The San Diego Padres had produced no success in ten innings and had not recorded any extra-base success in a game that by then had reached the end of the 15th.
But of of course Tatis, 0 for 6 on the night and with a 1-on-24 drop, hit a two-run homer that tied the game after the Los Angeles Dodgers finally broke with a pair of runs in the top half of the game. entrance.
De of course Tatis’s battered ball only came out after bouncing off the top of the right field fence.
And of of course this game happened in the 16th inning.
It finally ended then, when AJ Pollock, the hero of another tight game between these two budding rivals Tuesday night, hit a two-run homer to head to the top of the 16th, sending the Dodgers to a laborious, methodical, and bewildering 5. -3 Petco Park victory.
“I’m pretty beaten, but after winning you feel a lot better,” said Dave Roberts, Dodgers manager, who has won 15 of his last 17 games but keeps 2 1/2 games behind the San Francisco Giants in the National League West.
“I should count as two. Unfortunately it doesn’t.”
This game, the longest of three innings since Major League Baseball, incorporated an auto runner into second base in extras at the start of the 2020 season. It finally ended at 12:59 p.m. It lasted five hours and 49 minutes and consisted of 19 pitchers who threw 489 combined throws.
Three of these pitchers, all members of the Fathers, came to beat. Two others, Walker Buehler and Blake Snell, started the marathon by participating in an old-fashioned pitcher duel, combining to allow just two runs and record 43 starts, 18 in attacks. The Padres, who lost 10 of their previous 12 and suddenly struggled just to qualify for the postseason, held a 1-0 lead until Will Smith hit the local round against Snell in the eighth. entrance.

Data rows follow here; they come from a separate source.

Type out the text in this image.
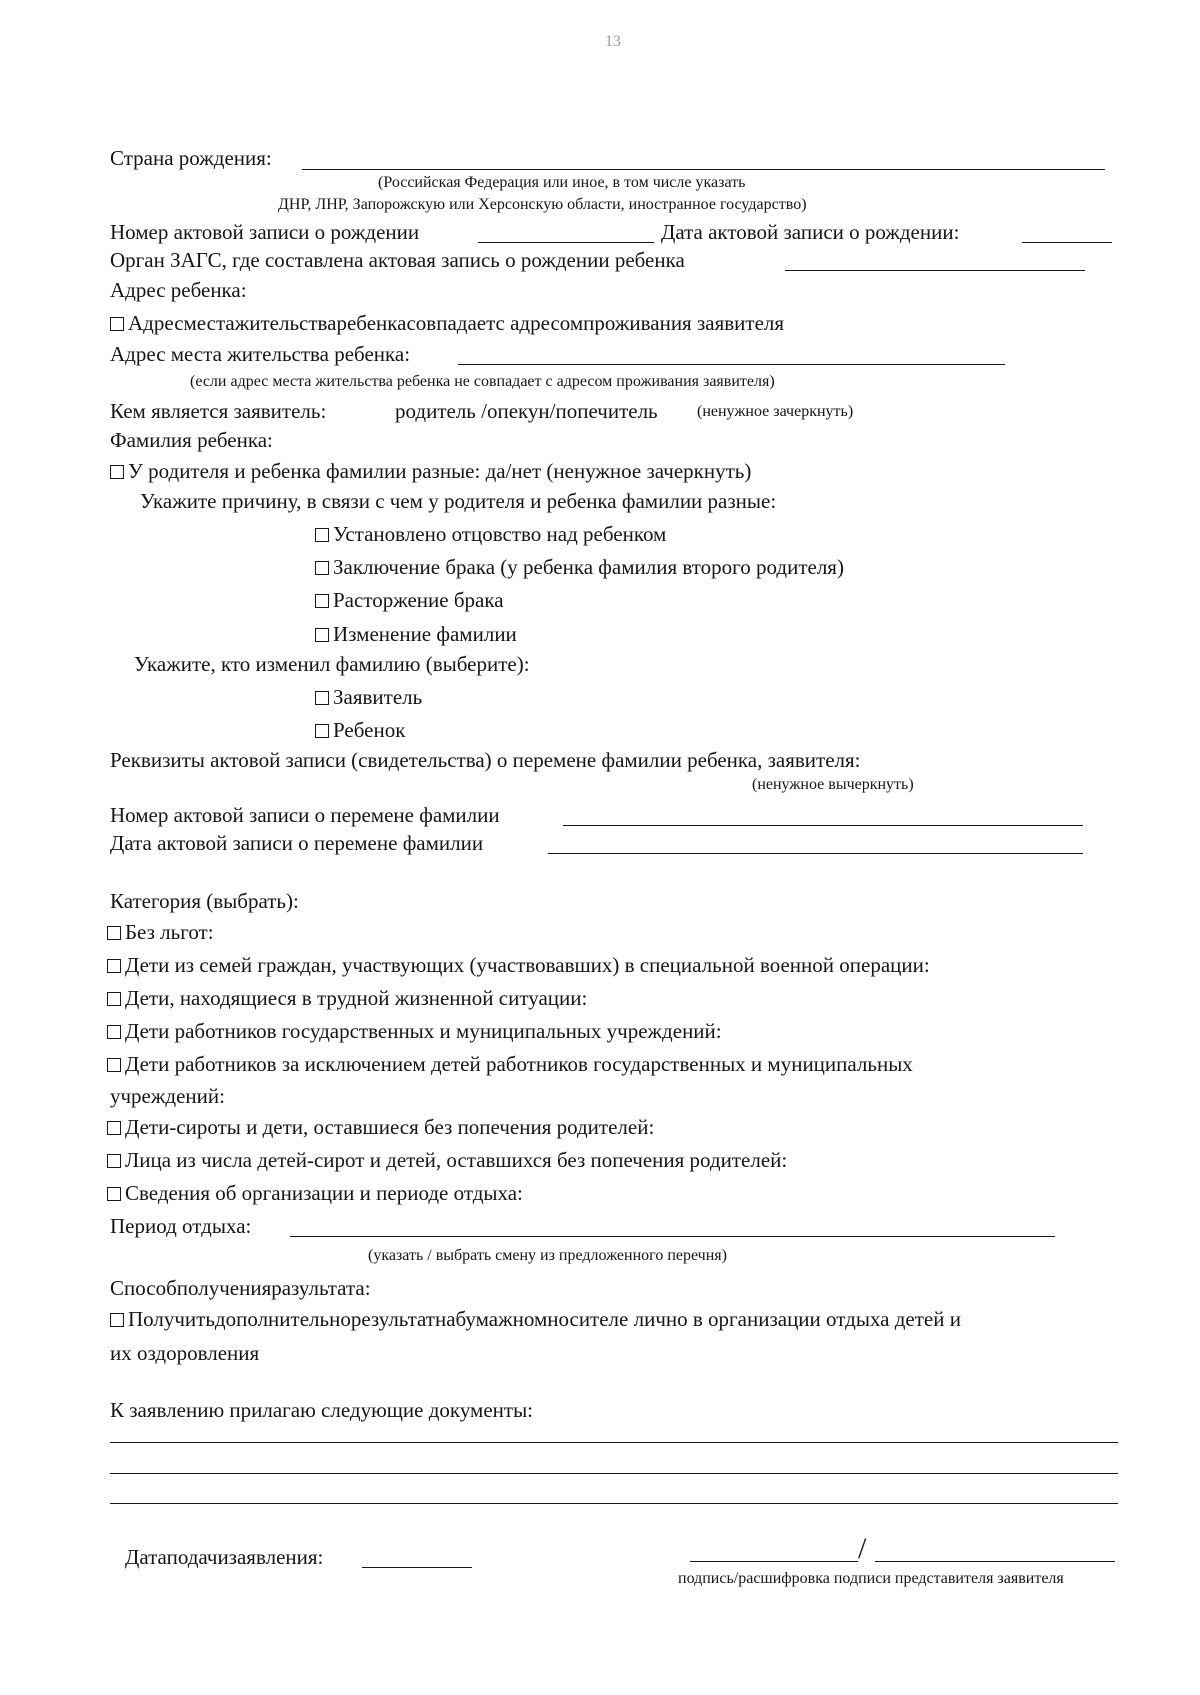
13
Страна рождения:
(Российская Федерация или иное, в том числе указать
ДНР, ЛНР, Запорожскую или Херсонскую области, иностранное государство)
Номер актовой записи о рождении	Дата актовой записи о рождении:
Орган ЗАГС, где составлена актовая запись о рождении ребенка
Адрес ребенка:
Адресместажительстваребенкасовпадаетс адресомпроживания заявителя
Адрес места жительства ребенка:
(если адрес места жительства ребенка не совпадает с адресом проживания заявителя)
Кем является заявитель:	родитель /опекун/попечитель (ненужное зачеркнуть)
Фамилия ребенка:
У родителя и ребенка фамилии разные: да/нет (ненужное зачеркнуть)
Укажите причину, в связи с чем у родителя и ребенка фамилии разные:
Установлено отцовство над ребенком
Заключение брака (у ребенка фамилия второго родителя)
Расторжение брака
Изменение фамилии
Укажите, кто изменил фамилию (выберите):
Заявитель
Ребенок
Реквизиты актовой записи (свидетельства) о перемене фамилии ребенка, заявителя:
(ненужное вычеркнуть)
Номер актовой записи о перемене фамилии
Дата актовой записи о перемене фамилии
Категория (выбрать):
Без льгот:
Дети из семей граждан, участвующих (участвовавших) в специальной военной операции:
Дети, находящиеся в трудной жизненной ситуации:
Дети работников государственных и муниципальных учреждений:
Дети работников за исключением детей работников государственных и муниципальных
учреждений:
Дети-сироты и дети, оставшиеся без попечения родителей:
Лица из числа детей-сирот и детей, оставшихся без попечения родителей:
Сведения об организации и периоде отдыха:
Период отдыха:
(указать / выбрать смену из предложенного перечня)
Способполученияразультата:
Получитьдополнительнорезультатнабумажномносителе лично в организации отдыха детей и
их оздоровления
К заявлению прилагаю следующие документы:
Датаподачизаявления:	/
подпись/расшифровка подписи представителя заявителя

The score would stay there for six more frames.
The Dodgers, taking advantage of the pitcher’s position, ended up placing Manny Machado and Jake Cronenworth in the middle of the Padres ’lineup, issuing eight intentional walks, most since that statistic was tracked in 1955. At one point in the game, Kenley Jansen recorded his 1,000th professional elimination, joining Mariano Rivera and Trevor Hoffman as the only lifeguards who recorded so many on one team. Later, after midnight, another Dodgers reliever, Brusdar Graterol, celebrated his 23rd birthday.
The two teams made a combined 7-on-51 with runners in scoring position and left 35 runners stranded at the bases, four of whom were thrown between third base and motherboard. Upon entering the 15th, the Padres had 0 for 18 in running opportunities.
“It was really weird,” said Snell, whose Fathers are still a game behind the Cincinnati Reds for second place in the National League wildcards. “Both teams have stacked lineups, they can really hit, and I mean, when we scored more than one run? The fifteenth inning? What’s that? It was weird.”